In the last sixty years, the Parsi population in India reduced from 1,14,000 (1941) to 57,264 (2011), according to the Census Reports. This means our population has nearly halved! Until mid of the last century, most families had four to ten children! They stayed together, ate together, prayed together and supported each other in times of happiness and sorrow. Advanced education and better job opportunities and business ventures improved the standard of life of Parsis. We started getting used to a luxurious lifestyle and this changed their attitude towards our Parsi traditions and customs. Family sizes shrunk to having 2-3 children by 1960’s and to 1-2 children by the turn of the century – the argument being the high cost of living. Today the Parsi population is at its lowest ever!
This demographic change is affecting the very fabric of our Parsi community, which was once admired for its charity, but today prefers to be looked after from ‘womb to tomb’. This sad state of affairs has been playing havoc with our customs and traditions. The practice of wearing the ‘armour of our religion’ – the Sudreh and Kusti after Navjote for the rest of our lives, is still followed by many but the shape of the Sudreh has undergone changes according to the need of the hour and the place the person visits! Singing of Monajats was a prevalent practice in the last century but has almost disappeared in modern times. Dressing traditionally for special occasions – men in Duglis and pagdis/phetas, and women in ‘chatta cherani’ saris have been replaced by shirts and pants and backless blouses and the shortest of short dresses! Many other customs observed during pregnancy, marriages and death have been given up, and today’s Parsis live disconnected from our culturally rich past.

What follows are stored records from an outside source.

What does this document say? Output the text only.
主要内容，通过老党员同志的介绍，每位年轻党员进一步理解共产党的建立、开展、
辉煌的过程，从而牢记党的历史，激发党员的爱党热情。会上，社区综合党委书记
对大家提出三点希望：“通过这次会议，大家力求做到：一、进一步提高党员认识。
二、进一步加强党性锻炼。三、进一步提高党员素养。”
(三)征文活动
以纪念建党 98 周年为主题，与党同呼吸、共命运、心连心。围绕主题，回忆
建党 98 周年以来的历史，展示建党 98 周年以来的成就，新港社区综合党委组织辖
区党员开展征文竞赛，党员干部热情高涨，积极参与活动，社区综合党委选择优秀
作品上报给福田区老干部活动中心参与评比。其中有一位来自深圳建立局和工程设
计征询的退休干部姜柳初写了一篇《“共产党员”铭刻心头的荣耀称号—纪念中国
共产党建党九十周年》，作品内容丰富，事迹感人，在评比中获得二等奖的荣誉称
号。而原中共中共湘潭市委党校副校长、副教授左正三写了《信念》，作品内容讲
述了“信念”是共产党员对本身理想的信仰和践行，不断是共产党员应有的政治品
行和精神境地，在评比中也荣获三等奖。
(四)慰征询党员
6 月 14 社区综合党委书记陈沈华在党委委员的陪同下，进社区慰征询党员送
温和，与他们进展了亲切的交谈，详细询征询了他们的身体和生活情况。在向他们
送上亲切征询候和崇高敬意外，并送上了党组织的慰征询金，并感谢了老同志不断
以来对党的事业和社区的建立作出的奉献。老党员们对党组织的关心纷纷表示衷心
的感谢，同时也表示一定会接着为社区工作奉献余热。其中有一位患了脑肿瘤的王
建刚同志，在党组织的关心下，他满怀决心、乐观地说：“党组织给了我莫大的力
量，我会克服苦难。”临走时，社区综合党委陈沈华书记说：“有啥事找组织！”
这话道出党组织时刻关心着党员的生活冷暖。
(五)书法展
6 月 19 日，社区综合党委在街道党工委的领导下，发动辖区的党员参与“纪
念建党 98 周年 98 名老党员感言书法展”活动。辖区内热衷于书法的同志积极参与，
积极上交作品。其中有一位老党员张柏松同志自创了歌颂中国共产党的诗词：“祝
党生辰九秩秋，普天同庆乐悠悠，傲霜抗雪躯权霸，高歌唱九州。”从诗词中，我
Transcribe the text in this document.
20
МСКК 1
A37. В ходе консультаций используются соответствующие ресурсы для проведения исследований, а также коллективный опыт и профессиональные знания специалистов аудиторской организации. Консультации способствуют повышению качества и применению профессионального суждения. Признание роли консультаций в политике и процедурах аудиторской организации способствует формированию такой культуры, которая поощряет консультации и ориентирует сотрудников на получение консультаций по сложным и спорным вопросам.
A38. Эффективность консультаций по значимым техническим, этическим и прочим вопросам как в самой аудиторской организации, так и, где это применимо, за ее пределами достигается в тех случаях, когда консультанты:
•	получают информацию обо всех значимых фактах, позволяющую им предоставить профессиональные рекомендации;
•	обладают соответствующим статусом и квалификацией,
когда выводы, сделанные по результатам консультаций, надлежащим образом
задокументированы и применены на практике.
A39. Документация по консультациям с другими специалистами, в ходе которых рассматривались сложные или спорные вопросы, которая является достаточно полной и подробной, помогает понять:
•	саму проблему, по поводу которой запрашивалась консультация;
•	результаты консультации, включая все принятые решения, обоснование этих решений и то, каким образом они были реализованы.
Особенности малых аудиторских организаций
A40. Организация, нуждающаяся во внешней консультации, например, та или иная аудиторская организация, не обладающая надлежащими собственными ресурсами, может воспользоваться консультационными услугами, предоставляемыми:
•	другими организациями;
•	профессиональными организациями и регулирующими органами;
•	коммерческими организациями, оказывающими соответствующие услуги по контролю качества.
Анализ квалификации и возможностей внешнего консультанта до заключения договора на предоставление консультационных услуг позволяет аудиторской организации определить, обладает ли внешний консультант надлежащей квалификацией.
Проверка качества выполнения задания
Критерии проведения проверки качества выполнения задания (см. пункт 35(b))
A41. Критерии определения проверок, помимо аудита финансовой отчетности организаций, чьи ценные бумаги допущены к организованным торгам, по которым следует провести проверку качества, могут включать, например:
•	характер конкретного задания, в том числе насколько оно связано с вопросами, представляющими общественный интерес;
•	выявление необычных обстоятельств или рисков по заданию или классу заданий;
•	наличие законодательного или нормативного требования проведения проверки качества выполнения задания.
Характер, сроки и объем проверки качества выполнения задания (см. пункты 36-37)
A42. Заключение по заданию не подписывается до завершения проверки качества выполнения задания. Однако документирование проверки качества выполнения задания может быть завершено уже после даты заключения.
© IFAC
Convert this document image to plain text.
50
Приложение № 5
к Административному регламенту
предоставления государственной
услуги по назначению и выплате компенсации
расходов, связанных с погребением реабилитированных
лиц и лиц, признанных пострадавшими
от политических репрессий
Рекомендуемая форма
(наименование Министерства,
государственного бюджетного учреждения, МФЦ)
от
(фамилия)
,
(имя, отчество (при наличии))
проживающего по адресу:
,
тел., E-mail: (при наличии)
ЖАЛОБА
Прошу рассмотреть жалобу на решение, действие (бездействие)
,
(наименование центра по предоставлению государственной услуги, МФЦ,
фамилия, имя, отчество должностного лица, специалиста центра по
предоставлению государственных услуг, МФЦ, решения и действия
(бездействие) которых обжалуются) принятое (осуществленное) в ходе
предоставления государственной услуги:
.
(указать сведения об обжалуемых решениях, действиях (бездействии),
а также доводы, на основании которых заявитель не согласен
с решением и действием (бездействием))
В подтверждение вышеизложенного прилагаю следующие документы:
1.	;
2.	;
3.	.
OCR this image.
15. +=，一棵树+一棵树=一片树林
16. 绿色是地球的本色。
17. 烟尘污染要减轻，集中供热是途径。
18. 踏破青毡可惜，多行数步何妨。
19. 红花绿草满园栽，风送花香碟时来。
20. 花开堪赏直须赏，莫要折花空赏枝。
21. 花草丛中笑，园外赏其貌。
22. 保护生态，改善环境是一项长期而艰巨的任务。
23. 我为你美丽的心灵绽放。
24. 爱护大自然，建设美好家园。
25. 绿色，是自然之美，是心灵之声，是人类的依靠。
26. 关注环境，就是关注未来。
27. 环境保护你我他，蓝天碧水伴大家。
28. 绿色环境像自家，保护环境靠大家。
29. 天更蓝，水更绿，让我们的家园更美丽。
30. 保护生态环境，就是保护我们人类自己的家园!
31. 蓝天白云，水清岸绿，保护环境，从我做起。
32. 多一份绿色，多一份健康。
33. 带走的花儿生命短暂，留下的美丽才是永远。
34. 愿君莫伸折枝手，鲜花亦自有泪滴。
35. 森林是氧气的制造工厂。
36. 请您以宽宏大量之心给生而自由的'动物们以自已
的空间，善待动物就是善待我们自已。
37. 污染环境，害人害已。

In our religion, all are encouraged to lead a good and prosperous life – celibacy, fasting and mortification of the body are anathema to the faith, which weakens man’s spirit to fight evil. Living in moderation is another teaching of our highly evolved religion, but as things stand today, people seem to live to eat, as opposed to eat to live! Many health problems stem from an excess consumption of high (animal) protein and excess of calories. High blood pressure, diabetes, obesity, depression and cancer have become commonplace.
The Jiyo Parsi Programme, in its next phase – strives to help Parsis bring back the joy and happiness in their lives, by learning to balance work and family life.